Put simply, it treats all bilateral relationships, not only with rivals, but also with partners and allies, as zero-sum games, seeking to maximize gains in every interaction. Its core principle can be summed up as: "What's mine is mine; what's yours is negotiable."
The actions of the United States have laid bare this "predatory hegemony." It arbitrarily withdraws from international agreements and abandons global responsibilities, while selectively applying international rules -- keeping what suits it and discarding what does not. It attempts economic coercion through tariff wars and trade wars. And it now increasingly resorts to using or threatening force against sovereign states, seizing resources and making territorial demands without restraint. All these clearly demonstrate that the United States is accelerating its regression toward a model where might overrides everything.
This regression manifests itself on two levels. First is a regression in role identity. After the Cold War, although the United States retained hegemonic characteristics, it at least maintained the appearance of a "responsible actor," upholding alliances, providing certain international public goods, and leading the formulation and enforcement of global rules.
Today, that facade is rapidly fading. The United States is devolving into a "rule breaker" and "spoiler of cooperation," increasingly relying on the naked logic of the law of the jungle to sustain its dominance.
Second is a regression in strategic mindset. Relative decline in hegemony has fueled deep anxiety in the United States. According to World Bank data, the U.S. share of global GDP has fallen from around 40 percent in 1960 to about 25 percent in 2023. This relative decline has made Washington less able to accept changes in the global landscape.
The continued advance of economic globalization and the collective rise of the Global South have become sources of concern for some U.S. politicians.

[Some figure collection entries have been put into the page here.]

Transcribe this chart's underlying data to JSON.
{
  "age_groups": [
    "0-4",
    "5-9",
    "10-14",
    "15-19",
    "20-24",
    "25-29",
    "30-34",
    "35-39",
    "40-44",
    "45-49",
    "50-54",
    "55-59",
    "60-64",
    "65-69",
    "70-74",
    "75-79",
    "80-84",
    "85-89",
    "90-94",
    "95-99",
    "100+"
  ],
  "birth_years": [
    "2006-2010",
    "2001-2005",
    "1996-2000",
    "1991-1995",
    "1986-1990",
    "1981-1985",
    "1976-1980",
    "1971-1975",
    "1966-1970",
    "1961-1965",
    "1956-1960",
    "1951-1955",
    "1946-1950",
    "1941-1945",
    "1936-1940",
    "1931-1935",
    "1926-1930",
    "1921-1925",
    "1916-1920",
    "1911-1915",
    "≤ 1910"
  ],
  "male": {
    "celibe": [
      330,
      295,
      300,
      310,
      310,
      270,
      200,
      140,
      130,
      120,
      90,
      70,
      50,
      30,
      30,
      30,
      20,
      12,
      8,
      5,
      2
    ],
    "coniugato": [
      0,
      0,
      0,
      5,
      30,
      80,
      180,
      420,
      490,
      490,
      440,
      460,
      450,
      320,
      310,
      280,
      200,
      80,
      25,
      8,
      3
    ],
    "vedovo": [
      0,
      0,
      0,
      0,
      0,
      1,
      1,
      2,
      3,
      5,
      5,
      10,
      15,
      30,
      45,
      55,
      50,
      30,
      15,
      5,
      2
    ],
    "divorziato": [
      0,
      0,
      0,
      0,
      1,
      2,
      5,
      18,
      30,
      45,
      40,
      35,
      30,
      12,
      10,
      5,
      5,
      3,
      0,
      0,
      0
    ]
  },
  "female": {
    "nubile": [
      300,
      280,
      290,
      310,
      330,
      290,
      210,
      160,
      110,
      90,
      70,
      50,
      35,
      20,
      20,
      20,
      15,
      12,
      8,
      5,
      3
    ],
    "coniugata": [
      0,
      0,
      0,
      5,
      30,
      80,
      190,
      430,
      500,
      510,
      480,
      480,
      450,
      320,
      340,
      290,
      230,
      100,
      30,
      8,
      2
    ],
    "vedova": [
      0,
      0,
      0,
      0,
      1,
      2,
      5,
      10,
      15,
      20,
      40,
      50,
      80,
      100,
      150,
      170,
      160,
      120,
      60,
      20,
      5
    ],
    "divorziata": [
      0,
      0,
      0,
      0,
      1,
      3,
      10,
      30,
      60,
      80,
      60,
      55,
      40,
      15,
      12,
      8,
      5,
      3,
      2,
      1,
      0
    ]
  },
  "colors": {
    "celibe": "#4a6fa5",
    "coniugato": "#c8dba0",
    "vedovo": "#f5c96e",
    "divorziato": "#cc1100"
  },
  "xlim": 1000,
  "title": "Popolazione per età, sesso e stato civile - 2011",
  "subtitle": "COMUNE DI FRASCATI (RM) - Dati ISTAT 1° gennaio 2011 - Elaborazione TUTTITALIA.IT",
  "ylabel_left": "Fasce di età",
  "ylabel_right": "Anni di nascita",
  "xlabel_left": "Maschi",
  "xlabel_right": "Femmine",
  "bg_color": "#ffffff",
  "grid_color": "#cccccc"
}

They view maintaining the existing international system as no longer worthwhile. Coupled with the rise of domestic populism and intensifying political polarization, their mindset has regressed into an "America only" mentality, pushing the country further down the path of unilateral bullying.

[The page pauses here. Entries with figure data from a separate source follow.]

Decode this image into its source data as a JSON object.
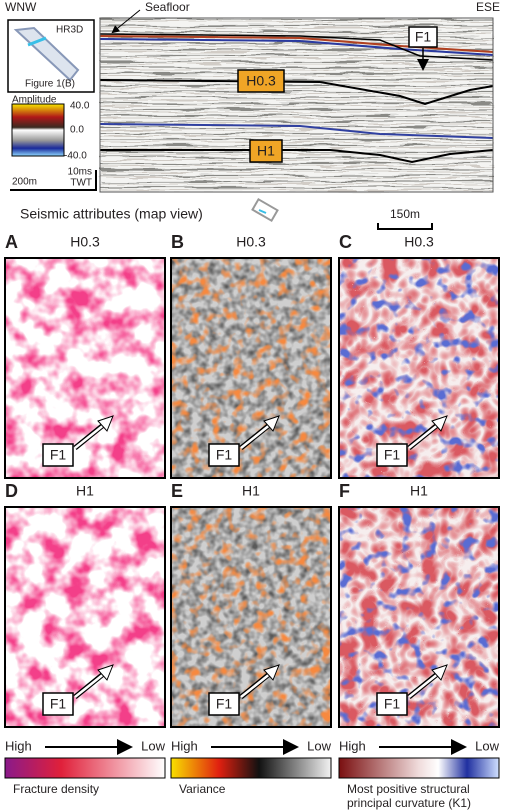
{
  "section": {
    "left_label": "WNW",
    "right_label": "ESE",
    "seafloor": "Seafloor",
    "fault": "F1",
    "horizons": [
      "H0.3",
      "H1"
    ],
    "inset": {
      "label": "HR3D",
      "caption": "Figure 1(B)"
    },
    "amplitude": {
      "title": "Amplitude",
      "ticks": [
        "40.0",
        "0.0",
        "-40.0"
      ]
    },
    "scale_h": "200m",
    "scale_v": [
      "10ms",
      "TWT"
    ]
  },
  "map_caption": "Seismic attributes (map view)",
  "map_scale": "150m",
  "panels": [
    {
      "letter": "A",
      "horizon": "H0.3",
      "fault": "F1"
    },
    {
      "letter": "B",
      "horizon": "H0.3",
      "fault": "F1"
    },
    {
      "letter": "C",
      "horizon": "H0.3",
      "fault": "F1"
    },
    {
      "letter": "D",
      "horizon": "H1",
      "fault": "F1"
    },
    {
      "letter": "E",
      "horizon": "H1",
      "fault": "F1"
    },
    {
      "letter": "F",
      "horizon": "H1",
      "fault": "F1"
    }
  ],
  "legends": [
    {
      "high": "High",
      "low": "Low",
      "label": [
        "Fracture density"
      ]
    },
    {
      "high": "High",
      "low": "Low",
      "label": [
        "Variance"
      ]
    },
    {
      "high": "High",
      "low": "Low",
      "label": [
        "Most positive structural",
        "principal curvature (K1)"
      ]
    }
  ]
}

"Predatory hegemony contains the seeds of its own destruction," Walt wrote in Foreign Affairs. Why did he make such a conclusion?

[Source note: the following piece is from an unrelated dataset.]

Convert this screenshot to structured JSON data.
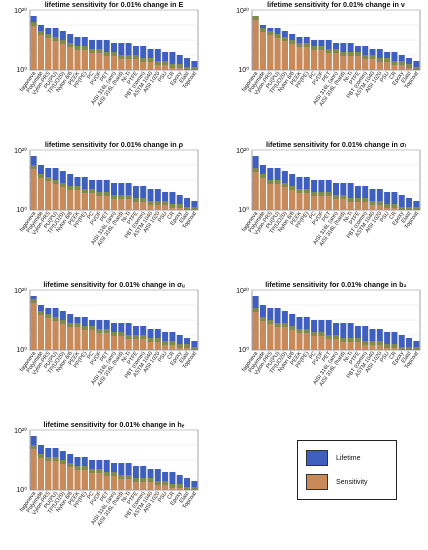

First, predatory hegemony confuses the essential distinction between power and influence. Genuine international influence is built on shaping shared interests and upholding the credibility of rules. When a major country justifies its predatory actions through a "victim narrative" and frequently resorts to breaking agreements or withdrawing from international arrangements as leverage, it is in fact depleting its own credibility. Its global influence will inevitably decline gradually, and then suddenly.
Second, predatory hegemony traps itself in a zero-sum mindset. If every interaction is about extracting maximum gain, allies will feel less secure, and neutral parties will be compelled to seek alternatives. Today, U.S. allies increasingly find themselves "on the menu" of hegemonic calculations. Strengthening strategic autonomy has become a necessary choice for these countries to safeguard their own interests, as trust in U.S. great-power politics has eroded.
A recent global survey by Gallup, showed that approval of U.S. leadership declined by 10 points or more in 44 countries in 2025, with particularly sharp declines among NATO allies. The United States is losing friends at an alarming rate, and this is the cost of predatory hegemony.
Third, predatory hegemony underestimates the resilience of a multipolar world. An article in The National Interest noted that some U.S. officials remain trapped in a 19th-century mindset of great-power politics -- seizing territory, plundering resources, and crushing rivals. But the times have changed. This way of thinking no longer fits today's world. What is needed now is leadership that promotes win-win cooperation.
The evolution of the international landscape will not be halted by the will of any single country; rather, the self-marginalization of hegemonic powers will only accelerate the world's move toward greater diversity.
The United States' slide toward predatory hegemony amounts to "regressing into the future." From a "builder" of international rules to a "disruptor," from a "driver" of global cooperation to an "extractor," from a "trusted partner" to a "coercer" -- this series of regressions reflects, in essence, a self-isolation driven by hegemonic anxiety.
Walt offered a pointed and clear-eyed judgment: in the short term, predatory hegemony may yield some gains, but in the long run, it will leave Americans less secure, less prosperous, and less influential.
Breaking free from hegemonic thinking, viewing the world with clarity, and genuinely embracing multilateralism and international cooperation -- this is the right path for any major country.
(Zhong Sheng is a pen name often used by People's Daily to express its views on foreign policy and international affairs.)